2D-Materialien: 2D-Transistoren kommen der Realität näher

Transistoren aus 2D-Materialien sind besser als Silizium und könnten es einst ersetzen. Forschern gelang es, sie industrietauglich herzustellen.

Artikel veröffentlicht am , Johannes Hiltscher
In jedem Gitterfach wächst ein perfekter Einkristall.
In jedem Gitterfach wächst ein perfekter Einkristall. (Bild: MIT)

Silizium-Halbleiter kommen an ihre Leistungsgrenzen, ein möglicher Nachfolger steht schon fest: 2D-Materialien wie Graphen sollen Transistoren und Speicher weiter schrumpfen lassen. Die haben nur ein Problem: Sie sind kompliziert herzustellen und noch komplizierter in den industriellen Halbleiterprozess zu integrieren. Forschern aus den USA und Südkorea unter Leitung des Massachusetts Institute of Technology (MIT) ist ein wichtiger Schritt in Richtung Praxistauglichkeit von 2D-Materialien gelungen.

Bislang wurden die Materialien, die lediglich eine bis wenige Atomlagen dick sind, auf einem Trägermaterial (Substrat) wachsen gelassen, die fertige Schicht dann abgelöst. Anschließend wird das Material etwa auf einen Silizium-Wafer übertragen, auf dem damit Transistoren hergestellt werden. Um ihre Vorteile - zu denen unten mehr - gegenüber Silizium-Halbleitern ausspielen zu können, muss die gewachsene Schicht aus einem einzigen Kristall bestehen, fachsprachlich: Sie muss monokristallin sein. Und hier liegt das Problem.

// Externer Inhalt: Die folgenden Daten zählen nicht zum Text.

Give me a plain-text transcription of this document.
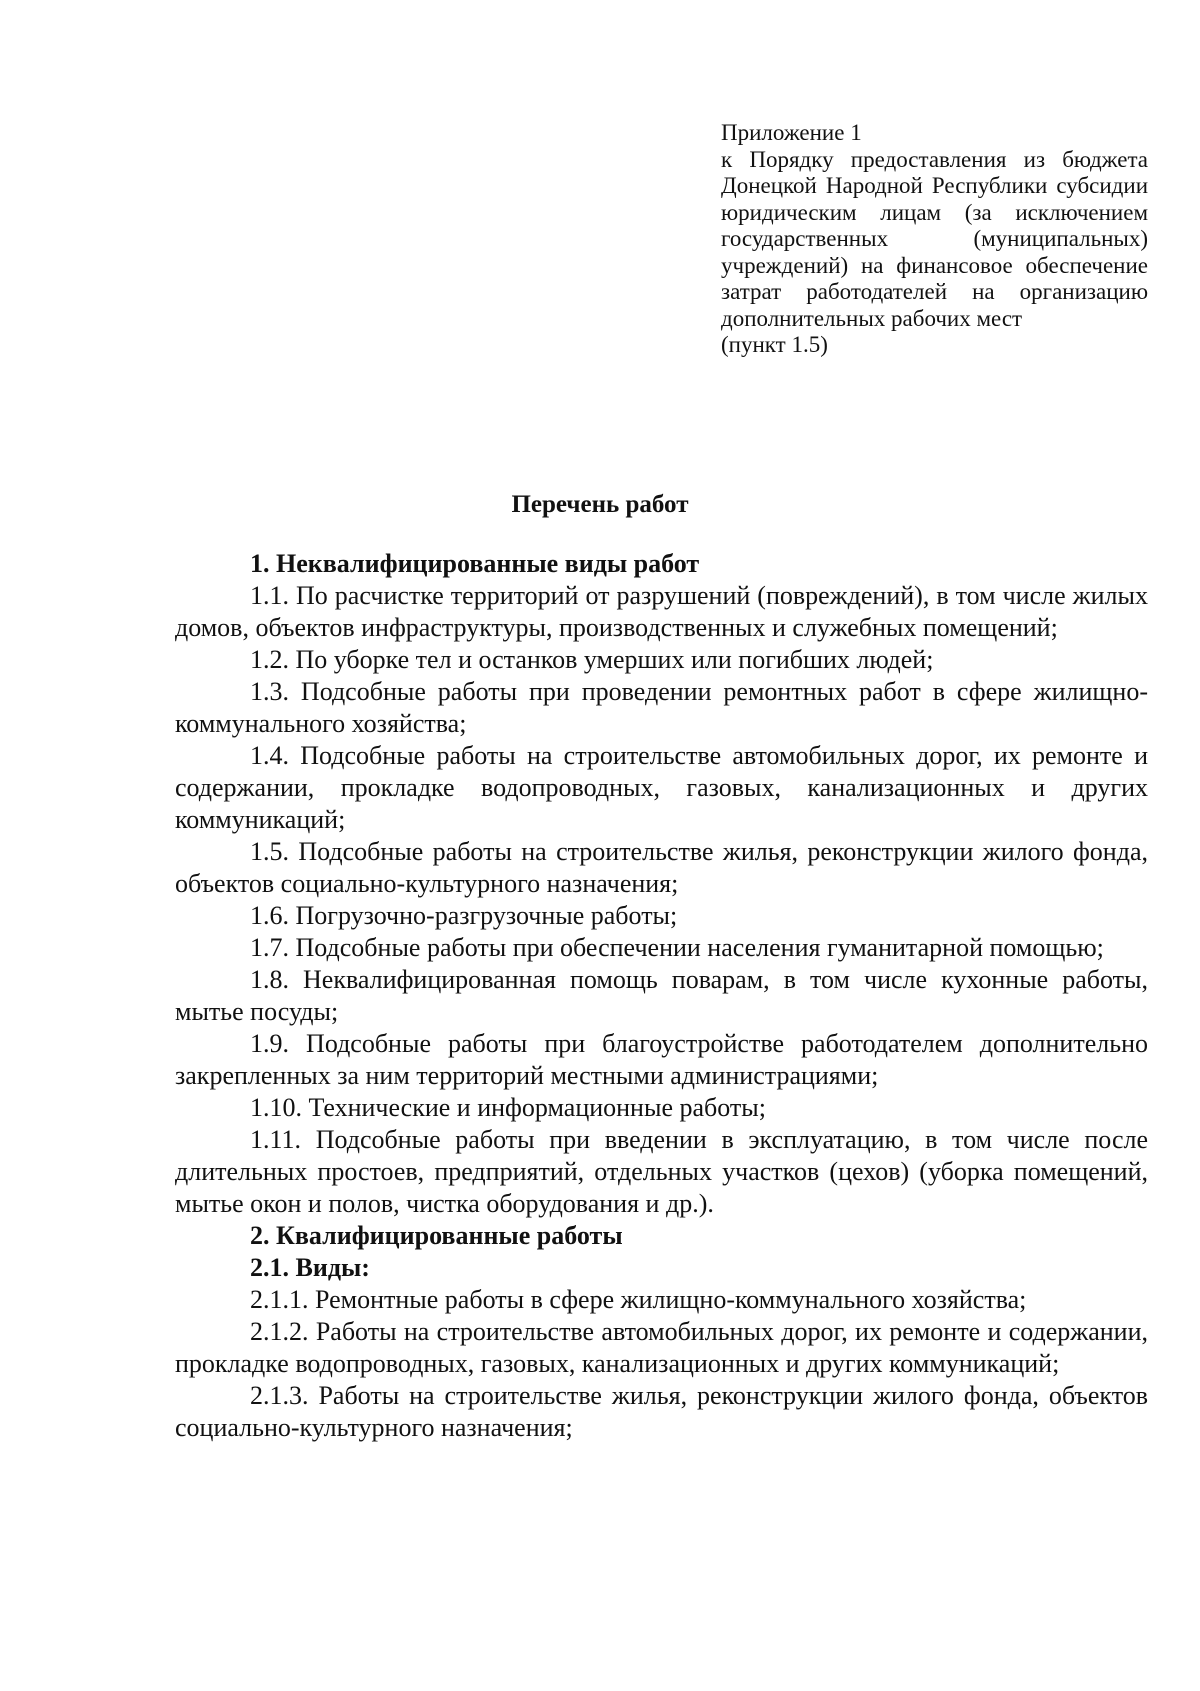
Приложение 1
к Порядку предоставления из бюджета Донецкой Народной Республики субсидии юридическим лицам (за исключением государственных (муниципальных) учреждений) на финансовое обеспечение затрат работодателей на организацию
дополнительных рабочих мест
(пункт 1.5)
Перечень работ

1. Неквалифицированные виды работ

1.1. По расчистке территорий от разрушений (повреждений), в том числе жилых домов, объектов инфраструктуры, производственных и служебных помещений;

1.2. По уборке тел и останков умерших или погибших людей;

1.3. Подсобные работы при проведении ремонтных работ в сфере жилищно-коммунального хозяйства;

1.4. Подсобные работы на строительстве автомобильных дорог, их ремонте и содержании, прокладке водопроводных, газовых, канализационных и других коммуникаций;

1.5. Подсобные работы на строительстве жилья, реконструкции жилого фонда, объектов социально-культурного назначения;

1.6. Погрузочно-разгрузочные работы;

1.7. Подсобные работы при обеспечении населения гуманитарной помощью;

1.8. Неквалифицированная помощь поварам, в том числе кухонные работы, мытье посуды;

1.9. Подсобные работы при благоустройстве работодателем дополнительно закрепленных за ним территорий местными администрациями;

1.10. Технические и информационные работы;

1.11. Подсобные работы при введении в эксплуатацию, в том числе после длительных простоев, предприятий, отдельных участков (цехов) (уборка помещений, мытье окон и полов, чистка оборудования и др.).

2. Квалифицированные работы

2.1. Виды:

2.1.1. Ремонтные работы в сфере жилищно-коммунального хозяйства;

2.1.2. Работы на строительстве автомобильных дорог, их ремонте и содержании, прокладке водопроводных, газовых, канализационных и других коммуникаций;

2.1.3. Работы на строительстве жилья, реконструкции жилого фонда, объектов социально-культурного назначения;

Auf den in der Halbleiterindustrie gängigen, weil günstigen, Siliziumwafern wachsen nur polykristalline Schichten. Nur auf wenigen Substraten wie Sapphir wachsen monokristalline Schichten. Diese Substrate sind teuer und vor allem wesentlich kleiner als die in der Halbleiterbranche üblichen 300-mm-Wafer. Daher müssen auf Silizium gewachsene 2D-Materialien aufwendig getestet werden, um die einzelnen Kristalle zu identifizieren - oder sie müssen vom Wachstumssubstrat übertragen werden.

Gitter bringt Erfolg

Mit einer kleinen Hilfestellung konnten die Forscher jedoch auch auf Wafern aus Siliziumdioxid Einkristalle eines 2D-Materials wachsen lassen. Dazu brachten sie zuerst ein Gitter auf. Jedes Fach des Gitters nimmt einen sogenannten Kristallisationskern auf: Die Schicht aus 2D-Material wächst nicht gleichmäßig, stattdessen bilden sich an mehreren Stellen einzelne Kristalle, die anschließend weiter wachsen. Da jedes Fach nur einen Kristallisationskern enthält, wächst jeweils ein perfekter Einkristall.

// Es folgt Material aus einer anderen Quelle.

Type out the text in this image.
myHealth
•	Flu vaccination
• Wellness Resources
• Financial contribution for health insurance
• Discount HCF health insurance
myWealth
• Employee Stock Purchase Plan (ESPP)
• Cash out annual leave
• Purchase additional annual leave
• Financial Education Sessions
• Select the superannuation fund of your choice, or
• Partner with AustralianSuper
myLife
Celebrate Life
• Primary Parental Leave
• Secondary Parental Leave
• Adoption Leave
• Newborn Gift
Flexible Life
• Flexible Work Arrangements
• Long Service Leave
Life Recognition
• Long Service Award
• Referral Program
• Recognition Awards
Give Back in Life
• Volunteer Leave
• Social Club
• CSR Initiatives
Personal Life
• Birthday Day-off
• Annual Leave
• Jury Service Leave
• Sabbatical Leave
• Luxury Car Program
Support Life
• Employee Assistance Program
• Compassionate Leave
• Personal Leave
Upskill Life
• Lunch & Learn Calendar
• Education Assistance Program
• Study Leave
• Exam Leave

Die entwickelte Methode löst gleichzeitig noch ein weiteres Problem: das Aufbringen einer zweiten 2D-Schicht. Die wird zur Herstellung von Transistoren benötigt und wächst in den Fächern ebenso perfekt wie die erste Schicht. Verwendet haben die Forscher als 2D-Material Wolframdiselenid, das sich verhältnismäßig leicht mittels chemischer Gasphasenabscheidung (Chemical Vapor Deposition, CVD) aufbringen lässt. Die Details ihres Verfahrens haben sie in der Zeitschrift Nature veröffentlicht, einige Einblicke gibt auch hier der Anhang (PDF).

Darum sind 2D-Materialien besser

2D-Materialien haben das Potenzial, tatsächlich kleinere Transistoren zu ermöglichen. Denn obwohl die Nanometer-Angaben der Prozessnamen seit Jahren schrumpfen, sind die kritischen Parameter der Transistoren gleichgeblieben. Denn hier sind physikalische Grenzen gesetzt: Bei Silizium-Halbleitern muss das schaltende Gate eine Mindestlänge haben, sonst treten unerwünschte Effekte auf, welche die Leistung des Transistors deutlich verschlechtern. Diese sogenannten Short Channel Effects zeigen 2D-Materialien nicht.

Der Grund dafür ist gerade ihre geringe Schichtdicke: Bei Silizium-Halbleitern bilden sich um Gate- und Source-Elektrode Verarmungsregionen. Auch der leitende Kanal (Channel) basiert auf einer Verarmungsregion, allerdings wird diese durch die Gate-Elektrode erzeugt. Liegen Gate- und Source-Elektrode zu nah beieinander, sperrt der Transistor im ausgeschalteten Zustand nicht mehr richtig - die Folge sind unter anderem Leckströme.

Da mit 2D-Materialien Kanal und Gate-Elektrode wesentlich kürzer ausfallen können, würden sich Transistoren damit in der Fläche verkleinern lassen. In den vergangenen Jahren funktionierte das nur noch durch Höhenwachstum, erst durch FinFETs, zuletzt durch Gate-all-around-FETs (GAAFETs). Da dem Höhenwachstum aufgrund des Aufwands Grenzen gesetzt sind, muss eine Alternative her, als die sich 2D-Materialien nun noch deutlicher abzeichnen.